В повествовании о Пигмалионе у Овидия необычно то, что оно вскрывает двойной страх, таящийся глубоко в человеческой душе: прежде всего страх перед реальным телом, а кроме того – страх наделить жизнью изображение. Вторая опасность всегда сопровождает художественное творчество. Нам снова следует вспомнить о строгом отношении к созданию изображений в исламе, предполагающем, что художник должен понести суровую расплату за бесплодные, в конечном счете, попытки соревноваться с творческой мощью Бога – ведь только Бог способен создавать подлинно живые образы42. Нелегко отделаться от мысли о том, сколько иронии в том, что истории, подобные вышеприведенной, вращающиеся вокруг мотива «любви при виде изображения», постоянно воспроизводятся в культуре, в которой традиция (хотя, как мы знаем, и не всегда воплощавшаяся на практике) выказывала столь серьезные опасения относительно изображения живых существ, что Аише, десятилетней супруге Пророка, было позволено играть в куклы лишь при условии, что они не будут похожи на людей.43 Действительно, есть несколько рукописей «Хамсэ» Низами, в которых главные герои и все остальные действующие лица были изображены без воспроизведения портретных черт.

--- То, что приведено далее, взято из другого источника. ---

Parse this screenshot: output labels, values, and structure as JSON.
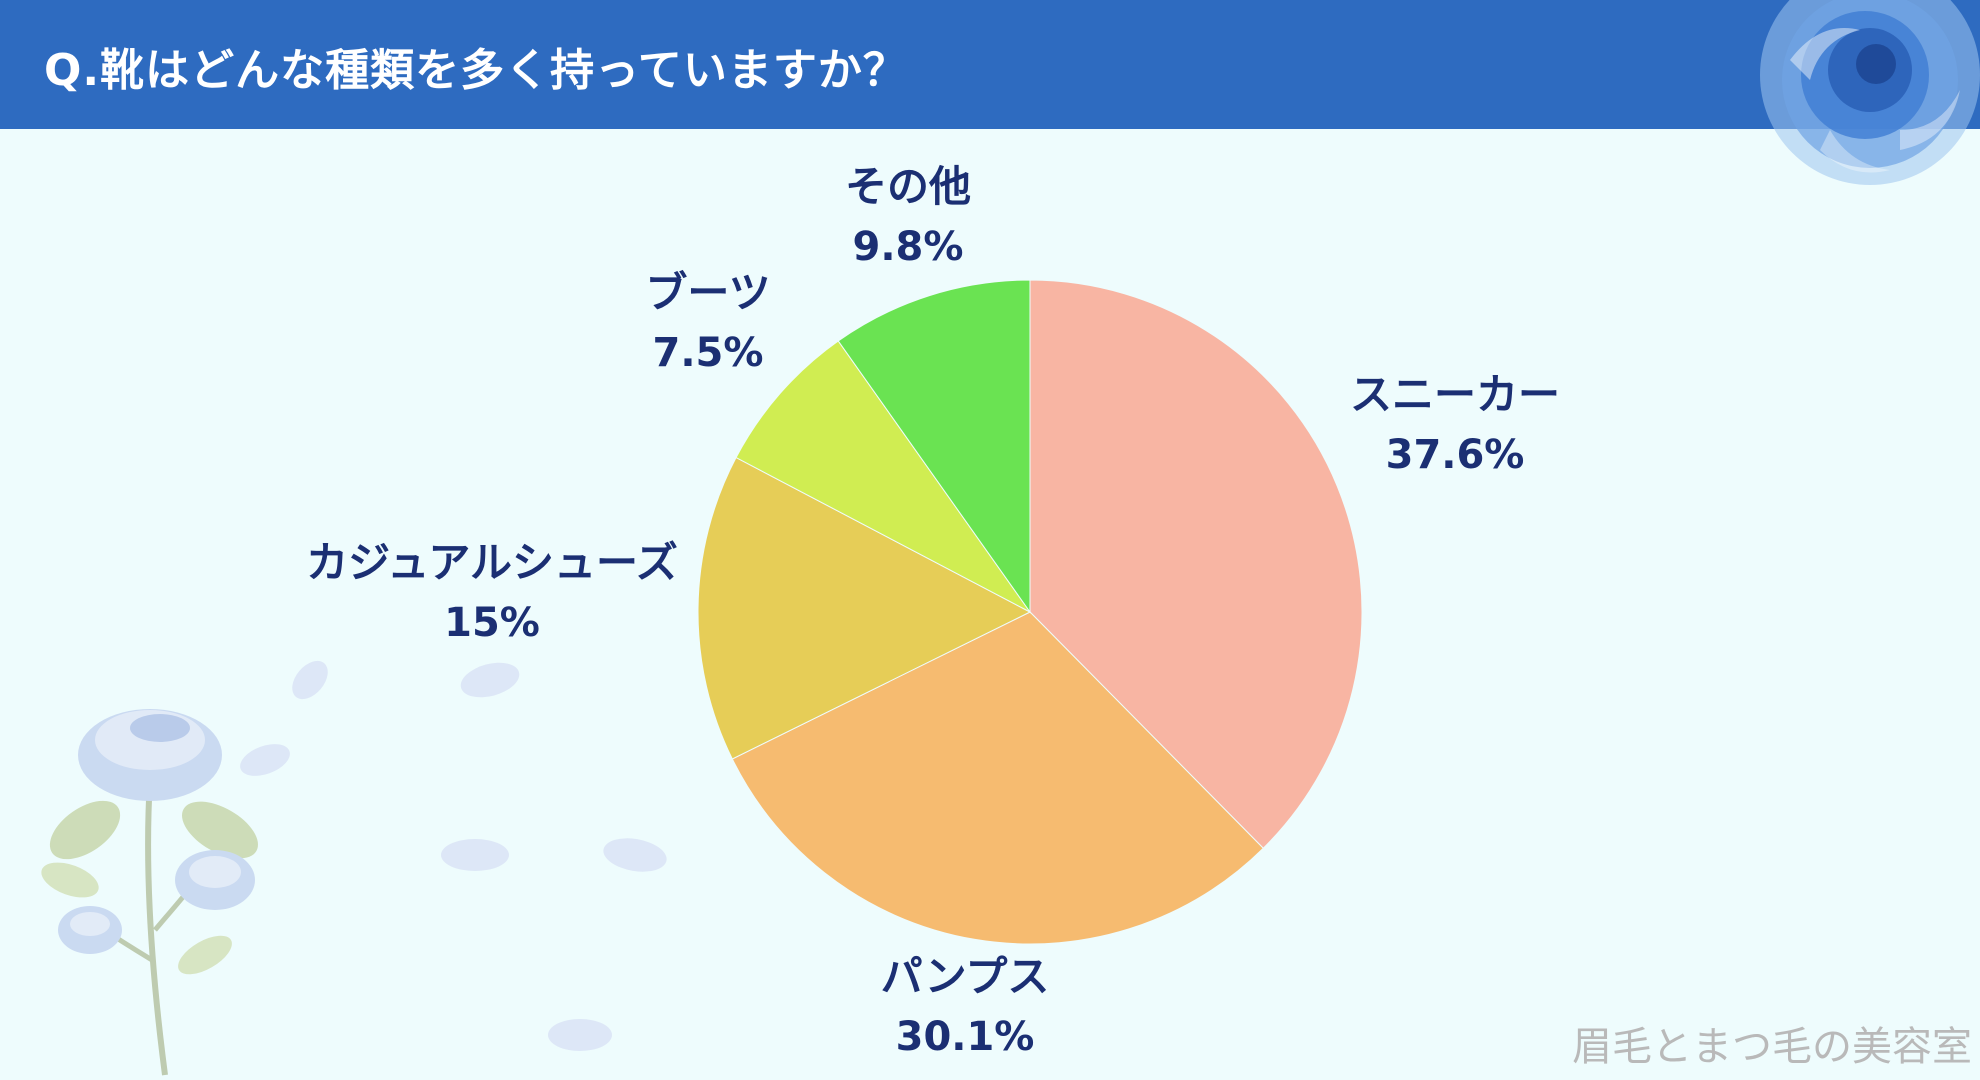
{
  "header": {
    "question": "Q.靴はどんな種類を多く持っていますか？",
    "background": "#2e6bc0"
  },
  "watermark": "眉毛とまつ毛の美容室",
  "chart_data": {
    "type": "pie",
    "title": "",
    "start_angle_deg": 0,
    "direction": "clockwise",
    "slices": [
      {
        "label": "スニーカー",
        "value": 37.6,
        "value_label": "37.6%",
        "color": "#f8b5a3"
      },
      {
        "label": "パンプス",
        "value": 30.1,
        "value_label": "30.1%",
        "color": "#f6bb70"
      },
      {
        "label": "カジュアルシューズ",
        "value": 15,
        "value_label": "15%",
        "color": "#e6cd57"
      },
      {
        "label": "ブーツ",
        "value": 7.5,
        "value_label": "7.5%",
        "color": "#d0ed52"
      },
      {
        "label": "その他",
        "value": 9.8,
        "value_label": "9.8%",
        "color": "#6ae352"
      }
    ]
  },
  "decorations": {
    "top_right": "blue-rose-icon",
    "bottom_left": "blue-rose-branch-icon"
  }
}
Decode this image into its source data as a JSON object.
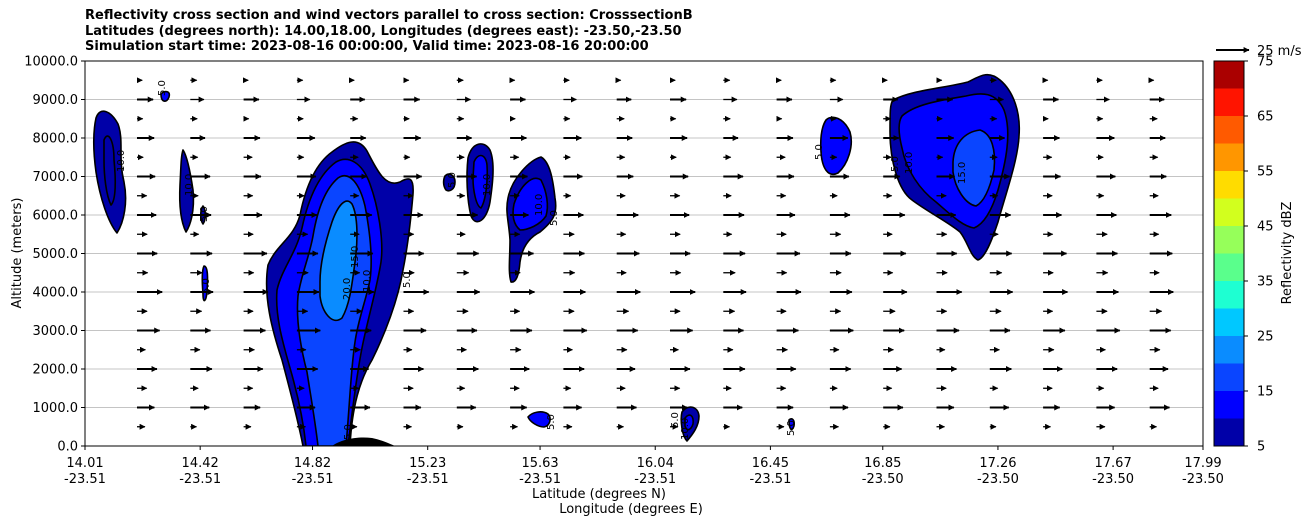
{
  "chart_data": {
    "type": "contour",
    "title_lines": [
      "Reflectivity cross section and wind vectors parallel to cross section: CrosssectionB",
      "Latitudes (degrees north): 14.00,18.00, Longitudes (degrees east): -23.50,-23.50",
      "Simulation start time: 2023-08-16 00:00:00, Valid time: 2023-08-16 20:00:00"
    ],
    "ylabel": "Altitude (meters)",
    "xlabel_lines": [
      "Latitude (degrees N)",
      "Longitude (degrees E)"
    ],
    "ylim": [
      0,
      10000
    ],
    "yticks": [
      {
        "value": 0,
        "label": "0.0"
      },
      {
        "value": 1000,
        "label": "1000.0"
      },
      {
        "value": 2000,
        "label": "2000.0"
      },
      {
        "value": 3000,
        "label": "3000.0"
      },
      {
        "value": 4000,
        "label": "4000.0"
      },
      {
        "value": 5000,
        "label": "5000.0"
      },
      {
        "value": 6000,
        "label": "6000.0"
      },
      {
        "value": 7000,
        "label": "7000.0"
      },
      {
        "value": 8000,
        "label": "8000.0"
      },
      {
        "value": 9000,
        "label": "9000.0"
      },
      {
        "value": 10000,
        "label": "10000.0"
      }
    ],
    "xlim": [
      14.01,
      17.99
    ],
    "xticks": [
      {
        "lat": 14.01,
        "lat_label": "14.01",
        "lon_label": "-23.51"
      },
      {
        "lat": 14.42,
        "lat_label": "14.42",
        "lon_label": "-23.51"
      },
      {
        "lat": 14.82,
        "lat_label": "14.82",
        "lon_label": "-23.51"
      },
      {
        "lat": 15.23,
        "lat_label": "15.23",
        "lon_label": "-23.51"
      },
      {
        "lat": 15.63,
        "lat_label": "15.63",
        "lon_label": "-23.51"
      },
      {
        "lat": 16.04,
        "lat_label": "16.04",
        "lon_label": "-23.51"
      },
      {
        "lat": 16.45,
        "lat_label": "16.45",
        "lon_label": "-23.51"
      },
      {
        "lat": 16.85,
        "lat_label": "16.85",
        "lon_label": "-23.50"
      },
      {
        "lat": 17.26,
        "lat_label": "17.26",
        "lon_label": "-23.50"
      },
      {
        "lat": 17.67,
        "lat_label": "17.67",
        "lon_label": "-23.50"
      },
      {
        "lat": 17.99,
        "lat_label": "17.99",
        "lon_label": "-23.50"
      }
    ],
    "colorbar": {
      "label": "Reflectivity dBZ",
      "levels": [
        5,
        10,
        15,
        20,
        25,
        30,
        35,
        40,
        45,
        50,
        55,
        60,
        65,
        70,
        75
      ],
      "tick_labels": [
        "5",
        "15",
        "25",
        "35",
        "45",
        "55",
        "65",
        "75"
      ],
      "colors": [
        "#0000a8",
        "#0000ff",
        "#0a45ff",
        "#0a8cff",
        "#00c8ff",
        "#1effd2",
        "#5aff8c",
        "#96ff5a",
        "#d2ff1e",
        "#ffdc00",
        "#ff9600",
        "#ff5a00",
        "#ff1400",
        "#aa0000"
      ]
    },
    "wind_key_label": "25 m/s",
    "contour_labels": [
      "5.0",
      "10.0",
      "15.0",
      "20.0"
    ],
    "cells": [
      {
        "name": "cell-a",
        "lat_center": 14.1,
        "alt_top": 8700,
        "alt_bottom": 5500,
        "max_dbz": 10
      },
      {
        "name": "cell-b",
        "lat_center": 14.3,
        "alt_top": 9100,
        "alt_bottom": 8850,
        "max_dbz": 5
      },
      {
        "name": "cell-c",
        "lat_center": 14.39,
        "alt_top": 7700,
        "alt_bottom": 5600,
        "max_dbz": 10
      },
      {
        "name": "cell-d",
        "lat_center": 14.45,
        "alt_top": 4700,
        "alt_bottom": 3700,
        "max_dbz": 5
      },
      {
        "name": "cell-e",
        "lat_center": 14.95,
        "alt_top": 8000,
        "alt_bottom": 0,
        "max_dbz": 20
      },
      {
        "name": "cell-f",
        "lat_center": 15.47,
        "alt_top": 7700,
        "alt_bottom": 5800,
        "max_dbz": 10
      },
      {
        "name": "cell-g",
        "lat_center": 15.6,
        "alt_top": 7500,
        "alt_bottom": 4200,
        "max_dbz": 10
      },
      {
        "name": "cell-h",
        "lat_center": 15.66,
        "alt_top": 800,
        "alt_bottom": 500,
        "max_dbz": 5
      },
      {
        "name": "cell-i",
        "lat_center": 16.13,
        "alt_top": 1000,
        "alt_bottom": 100,
        "max_dbz": 10
      },
      {
        "name": "cell-j",
        "lat_center": 16.45,
        "alt_top": 650,
        "alt_bottom": 350,
        "max_dbz": 5
      },
      {
        "name": "cell-k",
        "lat_center": 16.68,
        "alt_top": 8500,
        "alt_bottom": 7000,
        "max_dbz": 5
      },
      {
        "name": "cell-l",
        "lat_center": 17.2,
        "alt_top": 9600,
        "alt_bottom": 4800,
        "max_dbz": 15
      }
    ]
  }
}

Но страх перед оживлением в конечном итоге не столь уж трудно понять, ведь нетрудно догадаться, что должно желать, чтобы наши создания оставались безжизненными: только мы сами должны оставаться хозяевами своих творений и не позволять им превращаться в фантомы, обнаруживающие опасное сходство с нами самими, а значит, одновременно равные нам и превосходящие нас силой. Мы должны теперь обратиться к первому страху, то есть страху перед самим телом, потому что он связан с одним из самых основных видов страха перед образами в принципе (а именно, страха, вызванного тем, что образы апеллируют к чувствам) и потому что он образует основу бесчисленных самоограничений, вершиной которых является цензура.